We started down the rappels. In the middle we met the party coming up behind us. Seemed the typical climbing couple. Strong boyfriend out front with girlfriend tra-la-laing up the rear. She was nice though and made space for us to continue to the ground. On the ground another couple was starting to climb. This time the dredlocked blonde girl was flailing up the offwidth section. I wanted to point out that this wasn't Indian Creek and she might want to just downclimb and they could try some of the other fine climbs of easier difficulty nearby. I kept my mouth shut. She was already having enough trouble.
We walked lazily down down the talus cone, we were done climbing and neither of us felt like rushing to a long car ride: I, back to Colorado, and "Utah" to Salt Lake. I asked what he was planning to do after he did his AMGA course. He was taking a fellowship in Ohio.

- Me: You know Ohio doesn't have any climbing, right?
- "Utah": The Red is only a few hours away.
- Me: I thought you were a climbing bum for life.
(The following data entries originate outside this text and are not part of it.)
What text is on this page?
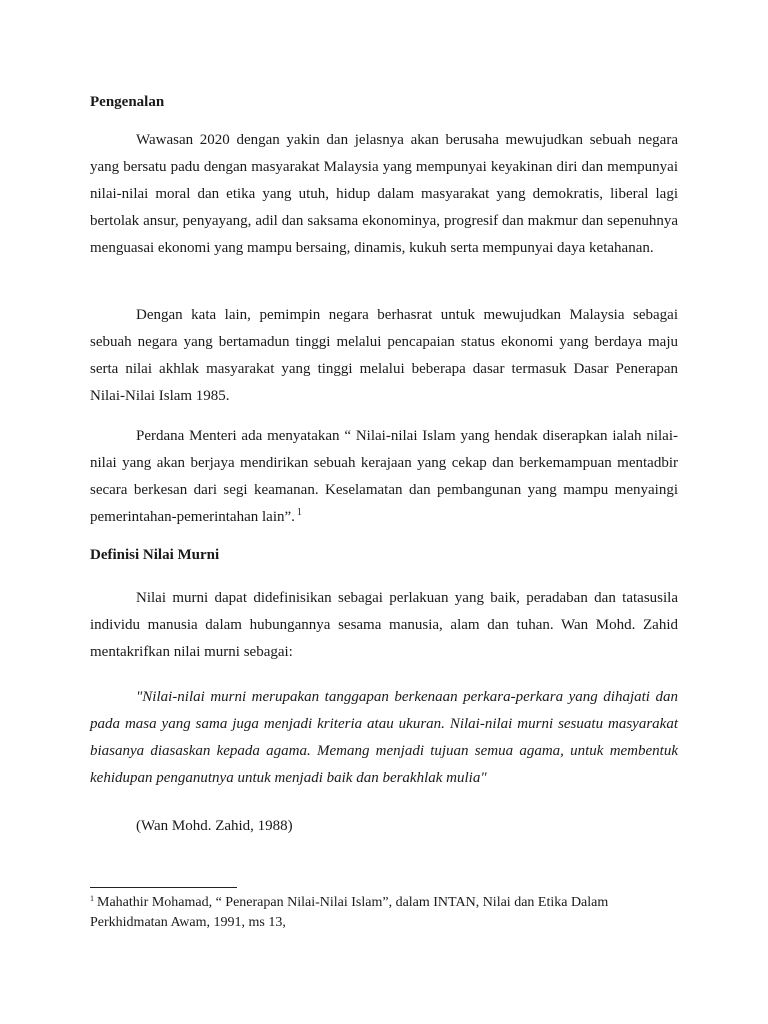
Pengenalan

Wawasan 2020 dengan yakin dan jelasnya akan berusaha mewujudkan sebuah negara yang bersatu padu dengan masyarakat Malaysia yang mempunyai keyakinan diri dan mempunyai nilai-nilai moral dan etika yang utuh, hidup dalam masyarakat yang demokratis, liberal lagi bertolak ansur, penyayang, adil dan saksama ekonominya, progresif dan makmur dan sepenuhnya menguasai ekonomi yang mampu bersaing, dinamis, kukuh serta mempunyai daya ketahanan.

Dengan kata lain, pemimpin negara berhasrat untuk mewujudkan Malaysia sebagai sebuah negara yang bertamadun tinggi melalui pencapaian status ekonomi yang berdaya maju serta nilai akhlak masyarakat yang tinggi melalui beberapa dasar termasuk Dasar Penerapan Nilai-Nilai Islam 1985.

Perdana Menteri ada menyatakan “ Nilai-nilai Islam yang hendak diserapkan ialah nilai-nilai yang akan berjaya mendirikan sebuah kerajaan yang cekap dan berkemampuan mentadbir secara berkesan dari segi keamanan. Keselamatan dan pembangunan yang mampu menyaingi pemerintahan-pemerintahan lain”. $^1$

Definisi Nilai Murni

Nilai murni dapat didefinisikan sebagai perlakuan yang baik, peradaban dan tatasusila individu manusia dalam hubungannya sesama manusia, alam dan tuhan. Wan Mohd. Zahid mentakrifkan nilai murni sebagai:

"Nilai-nilai murni merupakan tanggapan berkenaan perkara-perkara yang dihajati dan pada masa yang sama juga menjadi kriteria atau ukuran. Nilai-nilai murni sesuatu masyarakat biasanya diasaskan kepada agama. Memang menjadi tujuan semua agama, untuk membentuk kehidupan penganutnya untuk menjadi baik dan berakhlak mulia"

(Wan Mohd. Zahid, 1988)

$^1$ Mahathir Mohamad, “ Penerapan Nilai-Nilai Islam”, dalam INTAN, Nilai dan Etika Dalam Perkhidmatan Awam, 1991, ms 13,
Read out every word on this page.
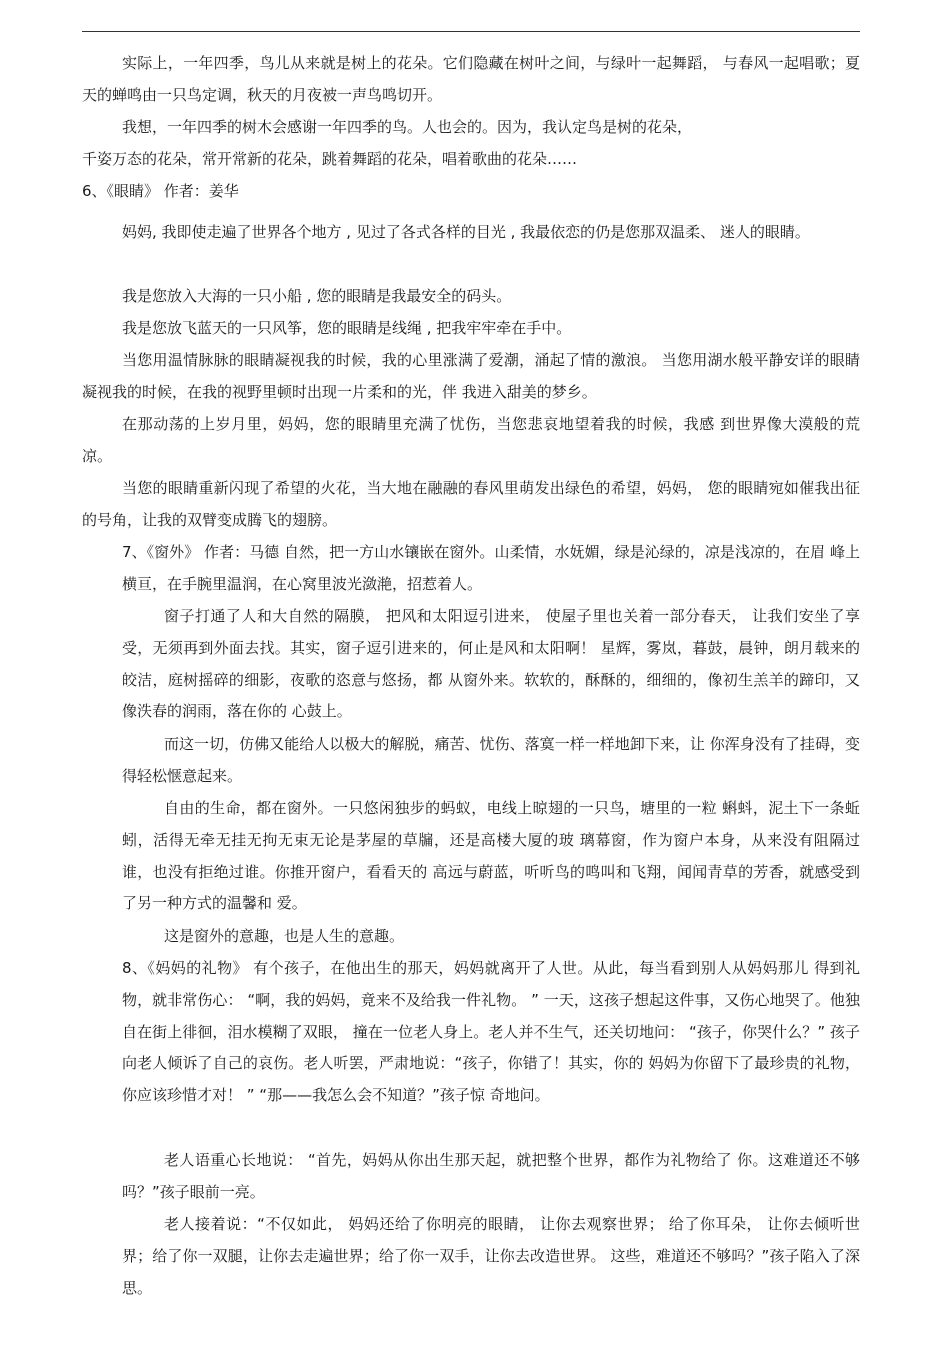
实际上，一年四季，鸟儿从来就是树上的花朵。它们隐藏在树叶之间，与绿叶一起舞蹈， 与春风一起唱歌；夏天的蝉鸣由一只鸟定调，秋天的月夜被一声鸟鸣切开。

我想，一年四季的树木会感谢一年四季的鸟。人也会的。因为，我认定鸟是树的花朵，

千姿万态的花朵，常开常新的花朵，跳着舞蹈的花朵，唱着歌曲的花朵……

6、《眼睛》 作者：姜华

妈妈, 我即使走遍了世界各个地方 , 见过了各式各样的目光 , 我最依恋的仍是您那双温柔、 迷人的眼睛。

我是您放入大海的一只小船 , 您的眼睛是我最安全的码头。

我是您放飞蓝天的一只风筝，您的眼睛是线绳 , 把我牢牢牵在手中。

当您用温情脉脉的眼睛凝视我的时候，我的心里涨满了爱潮，涌起了情的激浪。 当您用湖水般平静安详的眼睛凝视我的时候，在我的视野里顿时出现一片柔和的光，伴 我进入甜美的梦乡。

在那动荡的上岁月里，妈妈，您的眼睛里充满了忧伤，当您悲哀地望着我的时候，我感 到世界像大漠般的荒凉。

当您的眼睛重新闪现了希望的火花，当大地在融融的春风里萌发出绿色的希望，妈妈， 您的眼睛宛如催我出征的号角，让我的双臂变成腾飞的翅膀。

7、《窗外》 作者：马德 自然，把一方山水镶嵌在窗外。山柔情，水妩媚，绿是沁绿的，凉是浅凉的，在眉 峰上横亘，在手腕里温润，在心窝里波光潋滟，招惹着人。

窗子打通了人和大自然的隔膜， 把风和太阳逗引进来， 使屋子里也关着一部分春天， 让我们安坐了享受，无须再到外面去找。其实，窗子逗引进来的，何止是风和太阳啊！ 星辉，雾岚，暮鼓，晨钟，朗月载来的皎洁，庭树摇碎的细影，夜歌的恣意与悠扬，都 从窗外来。软软的，酥酥的，细细的，像初生羔羊的蹄印，又像泆春的润雨，落在你的 心鼓上。

而这一切，仿佛又能给人以极大的解脱，痛苦、忧伤、落寞一样一样地卸下来，让 你浑身没有了挂碍，变得轻松惬意起来。

自由的生命，都在窗外。一只悠闲独步的蚂蚁，电线上晾翅的一只鸟，塘里的一粒 蝌蚪，泥土下一条蚯蚓，活得无牵无挂无拘无束无论是茅屋的草牖，还是高楼大厦的玻 璃幕窗，作为窗户本身，从来没有阻隔过谁，也没有拒绝过谁。你推开窗户，看看天的 高远与蔚蓝，听听鸟的鸣叫和飞翔，闻闻青草的芳香，就感受到了另一种方式的温馨和 爱。

这是窗外的意趣，也是人生的意趣。

8、《妈妈的礼物》 有个孩子，在他出生的那天，妈妈就离开了人世。从此，每当看到别人从妈妈那儿 得到礼物，就非常伤心： “啊，我的妈妈，竟来不及给我一件礼物。 ” 一天，这孩子想起这件事，又伤心地哭了。他独自在街上徘徊，泪水模糊了双眼， 撞在一位老人身上。老人并不生气，还关切地问： “孩子，你哭什么？” 孩子向老人倾诉了自己的哀伤。老人听罢，严肃地说：“孩子，你错了！其实，你的 妈妈为你留下了最珍贵的礼物，你应该珍惜才对！ ” “那——我怎么会不知道？”孩子惊 奇地问。

老人语重心长地说： “首先，妈妈从你出生那天起，就把整个世界，都作为礼物给了 你。这难道还不够吗？”孩子眼前一亮。

老人接着说：“不仅如此， 妈妈还给了你明亮的眼睛， 让你去观察世界； 给了你耳朵， 让你去倾听世界；给了你一双腿，让你去走遍世界；给了你一双手，让你去改造世界。 这些，难道还不够吗？”孩子陷入了深思。
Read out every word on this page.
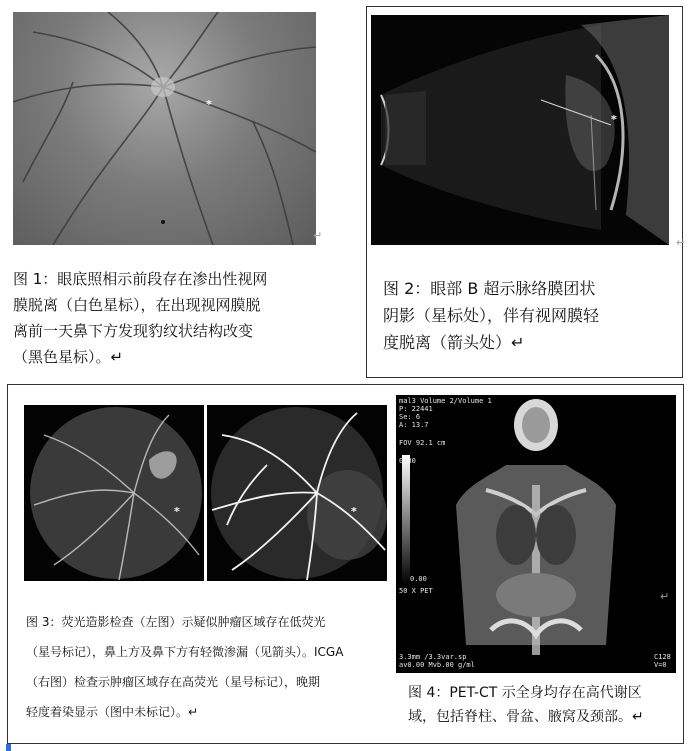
*
↵
图 1：眼底照相示前段存在渗出性视网
膜脱离（白色星标），在出现视网膜脱
离前一天鼻下方发现豹纹状结构改变
（黑色星标）。↵
*
图 2：眼部 B 超示脉络膜团状
阴影（星标处），伴有视网膜轻
度脱离（箭头处）↵
↵
*	*
图 3：荧光造影检查（左图）示疑似肿瘤区域存在低荧光
（星号标记），鼻上方及鼻下方有轻微渗漏（见箭头）。ICGA
（右图）检查示肿瘤区域存在高荧光（星号标记），晚期
轻度着染显示（图中未标记）。↵
mal3 Volume 2/Volume 1
P: 22441
Se: 6
A: 13.7
FOV 92.1 cm
0/30
0.00
50 X PET
3.3mm /3.3var.sp
av0.00 Mvb.00 g/ml
C128
V=0
图 4：PET-CT 示全身均存在高代谢区
域，包括脊柱、骨盆、腋窝及颈部。↵
↵
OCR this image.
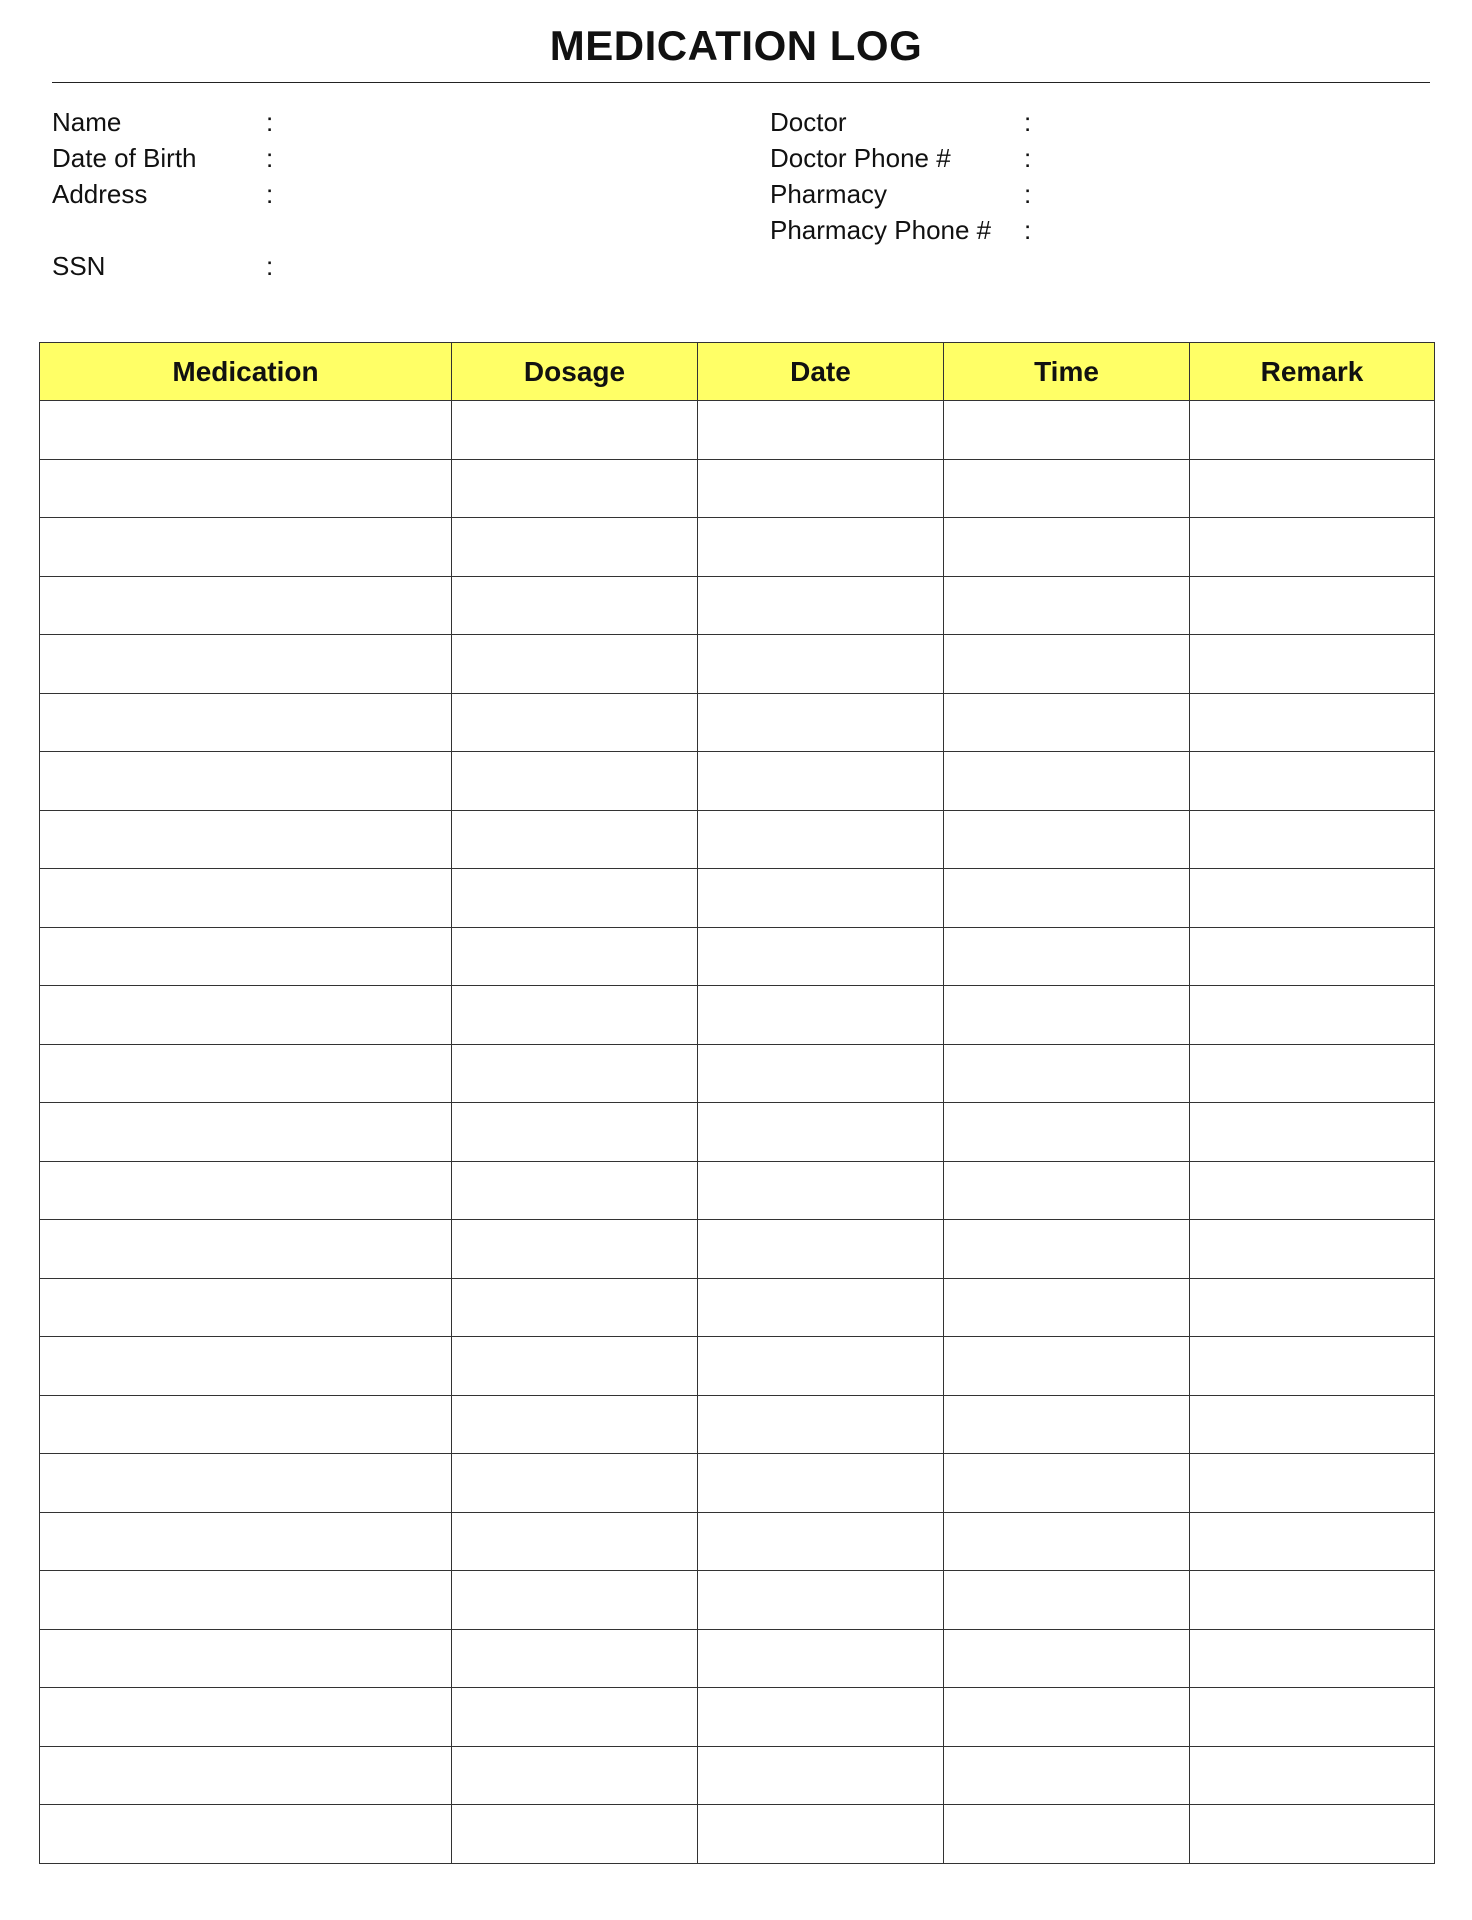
MEDICATION LOG
Name	:
Date of Birth	:
Address	:
SSN	:
Doctor	:
Doctor Phone #	:
Pharmacy	:
Pharmacy Phone # :
Medication	Dosage	Date	Time	Remark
- "Utah": I dunno, guess we'll see.

It seemed pointless for him to take the AMGA course if he was going to pursue a graduate program in....well something that wasn't climbing. I thought back to my failed attempt at law school. I couldn't think why any reasonable climber would put themselves back into such a situation. We both packed our climbing and camping equipment into our respective vehicles. I finished a little before "Utah" and decided to hit the road. He talked about coming through Colorado on his way to Ohio and I told him to get in touch with me if he came through. I hadn't planned on leaving until tomorrow morning but there was no reason to stay. There was no more climbing and if I left tomorrow then I would just be wasting that day so I said goodbye and drove off.
The drive was uninteresting. Driving along I looked out onto the Colorado Plateau. Literally thousands of unclaimed first ascents were in this region. I was sad to leave but normal life was calling my name. I had work the day after tomorrow and I wanted to spend some time with "Iowa" before she had to work. I finally pulled into the driveway around one in the morning. The lights were on and I left the gear in the car to organize the next day. She greeted me at the door with a hug which made a small dent in my depression about leaving the desert. We made dinner and shortly thereafter went to bed. Firmly re-emerged in the constant groan of life my head hit the pillow and I did not fight the advance of unconciousness.